Arlene Phillips visits a school in London to read 'The Granny Who Wasn't Like Other Grannies' to children for Save the Children's Born to Read.
Credit: Ki Price/Save the Children
I was a war child and I was born into a poor family. Growing up was tough and I know what it is like to struggle. I also know how lucky I am to have got to where I am today. This is why I think if you are in a position to give back, you should. And that is why I have been an ambassador for Save the Children for over two years and why I am supporting the Read On. Get On. campaign.
For me, reading is not only a pleasure and a joy, it is the route to knowledge, to learning and to development. I cannot imagine my life being unable to read. I certainly wouldn't have achieved everything in my life if I hadn't been able to read, so when I learnt that one and a half million children will reach the age of 11 unable to 'read well' by 2025 unless urgent action is taken, I felt I had to get behind the Read On. Get On. campaign.
It is not just a campaign, it is a national mission. A mission that we should all take some responsibility in - we can all help to deliver the campaign aim to get all children reading well by age 11, by 2025.
The Read On. Get On report found disadvantaged children are the worst affected in terms of reading ability, with four in ten not reading well by the age of 11 - almost double the rate of their better off peers. This really struck a chord with me. Probably because of my own childhood experiences.
I recently visited Weston Park primary school in north London with charities Beanstalk and Save the Children, for whom I am an ambassador. Having learnt that almost 1 in 4 children are leaving primary school unable to read well imagine my surprise to find half-a-dozen confident, articulate seven-year-olds clutching their favourite books and keen to tell me all about them, when I walked into the library to meet them.
They had grown from unconfident children struggling to read, to excitable and passionate children who were desperate to show me their newfound reading skills. This was all thanks to a year of one-to-one support - for an hour a week each - by a dedicated reading volunteer via Save the Children's 'Born to Read' programme, in partnership with Beanstalk.
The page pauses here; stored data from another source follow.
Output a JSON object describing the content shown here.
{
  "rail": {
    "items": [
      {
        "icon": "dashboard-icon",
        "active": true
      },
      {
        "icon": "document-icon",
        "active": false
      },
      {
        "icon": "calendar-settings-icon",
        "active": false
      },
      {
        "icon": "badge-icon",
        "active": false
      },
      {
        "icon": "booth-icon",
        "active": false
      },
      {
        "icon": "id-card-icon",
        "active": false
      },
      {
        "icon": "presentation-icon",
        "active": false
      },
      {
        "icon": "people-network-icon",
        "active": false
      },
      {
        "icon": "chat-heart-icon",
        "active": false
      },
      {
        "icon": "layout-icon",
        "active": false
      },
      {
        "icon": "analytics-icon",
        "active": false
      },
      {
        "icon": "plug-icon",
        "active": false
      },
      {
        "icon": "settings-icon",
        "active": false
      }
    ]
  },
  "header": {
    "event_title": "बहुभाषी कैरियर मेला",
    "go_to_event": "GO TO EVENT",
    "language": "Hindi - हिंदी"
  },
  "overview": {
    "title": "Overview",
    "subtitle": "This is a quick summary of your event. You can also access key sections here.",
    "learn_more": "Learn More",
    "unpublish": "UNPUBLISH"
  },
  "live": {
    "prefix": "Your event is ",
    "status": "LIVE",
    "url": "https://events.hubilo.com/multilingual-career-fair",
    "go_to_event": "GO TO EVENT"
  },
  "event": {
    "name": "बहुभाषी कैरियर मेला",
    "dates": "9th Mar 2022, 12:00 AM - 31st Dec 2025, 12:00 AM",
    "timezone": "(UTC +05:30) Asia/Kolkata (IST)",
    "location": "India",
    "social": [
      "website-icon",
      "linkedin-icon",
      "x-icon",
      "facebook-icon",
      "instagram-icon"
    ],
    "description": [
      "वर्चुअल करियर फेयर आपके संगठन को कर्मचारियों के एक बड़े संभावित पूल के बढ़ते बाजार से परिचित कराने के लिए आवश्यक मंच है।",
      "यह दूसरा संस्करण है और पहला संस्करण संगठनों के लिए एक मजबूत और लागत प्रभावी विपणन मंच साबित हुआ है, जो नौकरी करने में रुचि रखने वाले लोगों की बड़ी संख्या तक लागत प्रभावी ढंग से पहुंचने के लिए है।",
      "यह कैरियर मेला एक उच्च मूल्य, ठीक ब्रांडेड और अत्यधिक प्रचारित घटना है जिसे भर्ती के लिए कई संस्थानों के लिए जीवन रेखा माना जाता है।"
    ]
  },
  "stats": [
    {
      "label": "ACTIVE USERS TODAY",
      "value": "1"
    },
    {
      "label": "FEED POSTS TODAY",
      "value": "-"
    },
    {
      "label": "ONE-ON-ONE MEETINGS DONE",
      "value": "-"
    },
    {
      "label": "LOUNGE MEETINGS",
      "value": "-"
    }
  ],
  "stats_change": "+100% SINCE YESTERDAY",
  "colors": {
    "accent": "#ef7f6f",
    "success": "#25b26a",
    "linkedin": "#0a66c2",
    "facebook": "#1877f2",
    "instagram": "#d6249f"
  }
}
The helper, a receptionist who lives locally, told me the best thing about being a volunteer was seeing the children grow in confidence over the weeks. The volunteers spend quality time with the children, listening to them reading aloud with patience, only prompting them with difficult words when needed. They help them to understand the words and make sure they're pronouncing the words correctly. It's clear to see how much the pupils benefit from the special attention to their reading - they improve really quickly. It's a really positive experience for everyone involved and not many children get that opportunity.
This is a real issue for today's British children and one that has prompted leading charities, teachers, parents and businesses to form the coalition 'Read On. Get On.' The national mission that the coalition has launched today will support parents and teachers to get all 11-year-olds reading well by 2025, meaning they can read, understand and discuss stories, such as Harry Potter.
And this campaign needs all of us to get behind it. Everyone can do something. Just ten minutes a day reading with a child makes a huge difference. So come on grandparents, parents, business, volunteers, teachers and role models like footballers and other celebrities - together we can help crack this problem once and for all!